O caso ocorreu na noite de domingo (2), na BR-463, na altura do distrito de Sanga Puitã. Inicialmente tratado como atropelamento com fuga do motorista, o episódio ganhou novo rumo quando Sandro se apresentou espontaneamente à delegacia para prestar esclarecimentos. Durante a perícia, policiais verificaram que o caminhão estacionado nas proximidades tinha avarias compatíveis com os fragmentos recolhidos na rodovia.
Segundo a investigação, o casal participava de uma confraternização em homenagem ao padroeiro dos caminhoneiros quando houve um desentendimento. Wandete deixou o local a pé e, durante o trajeto para casa, foi atingida pelo caminhão conduzido pelo marido.
Em depoimento informal, Sandro afirmou que a esposa teria se lançado sob o veículo e disse que não percebeu o atropelamento, motivo pelo qual foi embora sem prestar socorro. No interrogatório formal, porém, preferiu permanecer em silêncio. Ele também recusou o teste do bafômetro, embora testemunhas tenham relatado que consumiu bebida alcoólica durante a confraternização.

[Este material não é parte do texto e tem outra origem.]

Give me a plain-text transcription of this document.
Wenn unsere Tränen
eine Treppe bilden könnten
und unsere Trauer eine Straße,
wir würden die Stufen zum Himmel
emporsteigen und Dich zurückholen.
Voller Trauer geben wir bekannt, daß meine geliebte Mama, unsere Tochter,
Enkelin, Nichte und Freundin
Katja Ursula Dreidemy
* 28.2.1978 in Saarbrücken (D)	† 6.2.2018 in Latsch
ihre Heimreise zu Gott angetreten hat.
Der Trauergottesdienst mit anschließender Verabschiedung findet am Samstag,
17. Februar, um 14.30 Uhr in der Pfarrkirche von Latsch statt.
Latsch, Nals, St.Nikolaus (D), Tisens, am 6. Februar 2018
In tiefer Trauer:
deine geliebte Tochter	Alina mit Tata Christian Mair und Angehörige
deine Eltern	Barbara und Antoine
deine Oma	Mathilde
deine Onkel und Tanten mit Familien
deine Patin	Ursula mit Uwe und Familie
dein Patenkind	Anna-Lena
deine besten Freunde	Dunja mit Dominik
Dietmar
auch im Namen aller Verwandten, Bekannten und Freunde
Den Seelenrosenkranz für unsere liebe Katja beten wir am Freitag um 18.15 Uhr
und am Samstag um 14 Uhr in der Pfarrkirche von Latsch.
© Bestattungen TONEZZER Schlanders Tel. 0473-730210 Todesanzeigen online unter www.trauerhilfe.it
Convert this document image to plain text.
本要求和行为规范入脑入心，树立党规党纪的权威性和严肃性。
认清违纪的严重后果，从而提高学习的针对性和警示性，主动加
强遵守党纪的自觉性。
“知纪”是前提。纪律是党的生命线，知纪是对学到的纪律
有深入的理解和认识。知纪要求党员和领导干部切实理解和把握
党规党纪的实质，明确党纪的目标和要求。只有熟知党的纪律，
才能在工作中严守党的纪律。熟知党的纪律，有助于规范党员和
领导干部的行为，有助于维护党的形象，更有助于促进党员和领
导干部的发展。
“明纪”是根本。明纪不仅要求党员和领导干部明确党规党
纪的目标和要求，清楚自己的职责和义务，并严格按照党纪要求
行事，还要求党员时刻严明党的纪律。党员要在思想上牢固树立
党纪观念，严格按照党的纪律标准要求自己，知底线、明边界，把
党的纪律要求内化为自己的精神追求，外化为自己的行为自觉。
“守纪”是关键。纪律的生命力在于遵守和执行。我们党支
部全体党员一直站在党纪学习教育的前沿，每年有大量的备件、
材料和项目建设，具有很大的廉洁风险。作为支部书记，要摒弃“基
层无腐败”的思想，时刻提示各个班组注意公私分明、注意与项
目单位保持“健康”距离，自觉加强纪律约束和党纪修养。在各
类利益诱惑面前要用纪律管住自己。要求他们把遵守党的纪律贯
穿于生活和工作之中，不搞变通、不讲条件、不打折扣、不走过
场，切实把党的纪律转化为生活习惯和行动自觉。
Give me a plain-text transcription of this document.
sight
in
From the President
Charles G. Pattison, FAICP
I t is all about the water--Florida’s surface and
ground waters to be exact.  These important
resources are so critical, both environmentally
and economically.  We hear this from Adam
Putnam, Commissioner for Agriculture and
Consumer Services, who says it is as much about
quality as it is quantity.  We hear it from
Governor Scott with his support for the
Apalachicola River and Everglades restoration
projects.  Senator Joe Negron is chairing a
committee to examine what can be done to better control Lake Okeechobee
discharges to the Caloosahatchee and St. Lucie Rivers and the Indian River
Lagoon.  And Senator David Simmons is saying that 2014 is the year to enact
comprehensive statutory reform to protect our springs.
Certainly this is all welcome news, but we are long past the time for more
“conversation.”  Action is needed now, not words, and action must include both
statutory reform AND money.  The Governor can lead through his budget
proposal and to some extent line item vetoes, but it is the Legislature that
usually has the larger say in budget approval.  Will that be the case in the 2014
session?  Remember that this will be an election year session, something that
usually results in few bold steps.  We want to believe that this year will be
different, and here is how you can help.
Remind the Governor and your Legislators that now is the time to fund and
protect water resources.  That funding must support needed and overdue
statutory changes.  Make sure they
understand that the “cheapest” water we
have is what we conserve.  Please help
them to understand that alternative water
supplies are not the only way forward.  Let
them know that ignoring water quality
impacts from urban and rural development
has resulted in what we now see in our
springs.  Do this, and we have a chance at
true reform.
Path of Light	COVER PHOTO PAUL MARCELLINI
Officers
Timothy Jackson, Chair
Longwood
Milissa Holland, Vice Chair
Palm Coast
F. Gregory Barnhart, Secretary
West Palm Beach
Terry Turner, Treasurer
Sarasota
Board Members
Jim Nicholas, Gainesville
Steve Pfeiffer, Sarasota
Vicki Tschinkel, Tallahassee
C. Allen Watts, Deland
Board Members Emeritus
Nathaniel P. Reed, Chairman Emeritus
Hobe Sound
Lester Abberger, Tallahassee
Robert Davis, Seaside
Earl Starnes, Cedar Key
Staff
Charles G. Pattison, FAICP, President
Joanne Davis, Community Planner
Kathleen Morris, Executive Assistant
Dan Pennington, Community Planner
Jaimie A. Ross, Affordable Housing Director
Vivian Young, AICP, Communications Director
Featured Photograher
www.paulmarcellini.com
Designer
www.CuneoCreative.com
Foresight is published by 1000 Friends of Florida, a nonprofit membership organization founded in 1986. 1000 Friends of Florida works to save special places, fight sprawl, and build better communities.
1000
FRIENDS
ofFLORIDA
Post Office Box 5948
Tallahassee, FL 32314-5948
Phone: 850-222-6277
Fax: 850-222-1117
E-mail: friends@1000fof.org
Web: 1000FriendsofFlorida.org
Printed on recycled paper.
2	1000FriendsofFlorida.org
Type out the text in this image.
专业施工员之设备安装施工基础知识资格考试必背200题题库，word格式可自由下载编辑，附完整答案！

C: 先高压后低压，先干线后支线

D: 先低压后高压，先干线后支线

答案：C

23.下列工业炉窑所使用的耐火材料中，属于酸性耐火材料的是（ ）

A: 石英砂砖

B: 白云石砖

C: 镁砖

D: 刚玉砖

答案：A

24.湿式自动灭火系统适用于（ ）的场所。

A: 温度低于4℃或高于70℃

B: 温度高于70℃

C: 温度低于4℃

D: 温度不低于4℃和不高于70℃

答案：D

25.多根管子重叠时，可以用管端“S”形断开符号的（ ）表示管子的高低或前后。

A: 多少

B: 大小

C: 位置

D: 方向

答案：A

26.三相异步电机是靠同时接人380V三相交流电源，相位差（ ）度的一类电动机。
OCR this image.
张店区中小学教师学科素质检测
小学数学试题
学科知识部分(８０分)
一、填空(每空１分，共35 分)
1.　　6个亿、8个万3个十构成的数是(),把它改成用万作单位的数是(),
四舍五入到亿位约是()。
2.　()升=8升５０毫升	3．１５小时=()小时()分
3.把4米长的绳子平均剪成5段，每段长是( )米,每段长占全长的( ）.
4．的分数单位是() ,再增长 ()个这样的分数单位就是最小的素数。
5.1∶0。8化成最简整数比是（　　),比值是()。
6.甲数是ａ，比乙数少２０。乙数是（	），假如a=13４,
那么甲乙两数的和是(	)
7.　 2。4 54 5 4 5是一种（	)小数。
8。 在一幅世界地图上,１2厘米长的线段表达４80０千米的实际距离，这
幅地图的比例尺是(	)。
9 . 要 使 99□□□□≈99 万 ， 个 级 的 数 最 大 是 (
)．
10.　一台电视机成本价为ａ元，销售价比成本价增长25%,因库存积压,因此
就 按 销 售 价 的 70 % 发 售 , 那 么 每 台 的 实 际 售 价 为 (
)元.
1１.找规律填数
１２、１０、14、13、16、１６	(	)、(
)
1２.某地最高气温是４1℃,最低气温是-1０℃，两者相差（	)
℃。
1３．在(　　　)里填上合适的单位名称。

Conforme apurado pelo Campo Grande News, a Polícia Civil ainda não trabalha, neste momento, com a hipótese de crime intencional. O inquérito permanece aberto, com diligências pendentes e busca por imagens de câmeras de monitoramento para esclarecer a dinâmica do atropelamento. Até a conclusão da investigação, a coincidência de o motorista ser o próprio marido da vítima continua como o principal ponto a ser esclarecido.